Nous souhaiterions que la loi soit modifiée de façon que la transsexualité figure parmi les causes de divorce prévues par la législation. Nous demandons en outre que l'octroi du changement de sexe en droit ne dépende plus de la dissolution du mariage. Une des conditions pour pouvoir contracter mariage est que les futurs conjoints soient de sexe opposé, mais le changement de sexe et, partant, l'identité de sexe dans les faits ne peuvent pas constituer une cause de nullité du mariage.
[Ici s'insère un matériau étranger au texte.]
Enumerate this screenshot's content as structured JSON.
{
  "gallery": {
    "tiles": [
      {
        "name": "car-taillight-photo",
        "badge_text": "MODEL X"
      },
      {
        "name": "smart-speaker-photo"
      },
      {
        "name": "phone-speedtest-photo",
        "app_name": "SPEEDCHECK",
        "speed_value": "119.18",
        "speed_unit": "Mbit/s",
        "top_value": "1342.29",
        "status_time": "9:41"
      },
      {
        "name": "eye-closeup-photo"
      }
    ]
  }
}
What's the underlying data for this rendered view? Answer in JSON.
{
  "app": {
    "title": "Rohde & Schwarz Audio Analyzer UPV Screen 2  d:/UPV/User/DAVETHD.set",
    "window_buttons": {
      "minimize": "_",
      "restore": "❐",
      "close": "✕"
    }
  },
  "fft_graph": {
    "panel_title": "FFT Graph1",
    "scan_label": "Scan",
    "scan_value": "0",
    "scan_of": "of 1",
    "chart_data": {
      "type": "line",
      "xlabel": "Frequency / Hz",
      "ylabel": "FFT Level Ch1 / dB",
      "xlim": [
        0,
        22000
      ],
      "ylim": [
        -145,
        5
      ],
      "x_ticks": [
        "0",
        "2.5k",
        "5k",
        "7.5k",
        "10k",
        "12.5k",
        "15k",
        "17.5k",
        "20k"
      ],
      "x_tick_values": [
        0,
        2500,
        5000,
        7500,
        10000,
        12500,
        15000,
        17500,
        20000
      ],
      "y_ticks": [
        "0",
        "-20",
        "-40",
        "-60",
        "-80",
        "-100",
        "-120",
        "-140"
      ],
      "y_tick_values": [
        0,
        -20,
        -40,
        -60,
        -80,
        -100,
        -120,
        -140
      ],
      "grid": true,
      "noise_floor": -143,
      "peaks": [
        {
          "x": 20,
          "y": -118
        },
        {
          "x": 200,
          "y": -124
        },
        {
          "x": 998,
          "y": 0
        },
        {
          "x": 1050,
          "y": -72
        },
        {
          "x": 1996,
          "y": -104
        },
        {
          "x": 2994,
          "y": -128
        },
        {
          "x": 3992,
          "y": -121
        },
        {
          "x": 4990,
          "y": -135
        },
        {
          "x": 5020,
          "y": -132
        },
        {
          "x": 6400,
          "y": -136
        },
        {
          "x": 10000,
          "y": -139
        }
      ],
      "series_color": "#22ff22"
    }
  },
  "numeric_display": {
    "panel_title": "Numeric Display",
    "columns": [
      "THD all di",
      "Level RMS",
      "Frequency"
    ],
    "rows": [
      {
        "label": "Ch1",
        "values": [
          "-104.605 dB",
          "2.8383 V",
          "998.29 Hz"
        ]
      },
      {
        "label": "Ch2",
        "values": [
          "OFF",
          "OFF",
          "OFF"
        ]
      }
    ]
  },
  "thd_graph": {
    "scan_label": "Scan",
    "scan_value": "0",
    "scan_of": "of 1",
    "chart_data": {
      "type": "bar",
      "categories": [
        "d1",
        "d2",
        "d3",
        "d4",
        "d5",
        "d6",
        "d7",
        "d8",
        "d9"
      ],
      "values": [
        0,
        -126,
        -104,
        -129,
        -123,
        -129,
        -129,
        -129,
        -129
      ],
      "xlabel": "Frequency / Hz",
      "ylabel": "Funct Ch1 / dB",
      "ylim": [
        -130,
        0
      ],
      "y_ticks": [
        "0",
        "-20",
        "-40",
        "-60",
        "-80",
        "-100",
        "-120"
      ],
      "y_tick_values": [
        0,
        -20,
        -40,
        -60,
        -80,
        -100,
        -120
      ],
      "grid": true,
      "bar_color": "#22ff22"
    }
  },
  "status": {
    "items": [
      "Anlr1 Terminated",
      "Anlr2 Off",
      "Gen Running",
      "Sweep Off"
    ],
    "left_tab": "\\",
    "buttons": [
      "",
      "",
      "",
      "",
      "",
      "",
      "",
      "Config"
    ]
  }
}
Nous proposons concrètement d'inscrire la transsexualité parmi les causes de divorce prévues au Code civil et, en même temps, de préciser dans notre droit que l'état d'époux ne peut pas empêcher un changement de sexe en droit.

Vincent VAN QUICKENBORNE.

PROPOSITION DE LOI


Article 1er

La présente loi règle une matière visée à l'article 78 de la Constitution.

Art. 2

Il est inséré dans le Code civil un article 233bis , libellé comme suit :

« Art. 233bis. ­ Chacun des époux peut demander le divorce pour cause de changement de sexe de son conjoint ou de lui-même. L'existence du mariage ne peut empêcher le changement de sexe en droit. Ledit changement n'entraîne pas la dissolution d'office du mariage. »

Vincent VAN QUICKENBORNE.

(1) La présente proposition de loi a déjà été déposée au Sénat le 29 avril 1999, sous le numéro 1-1423/1 ­ 1998/1999.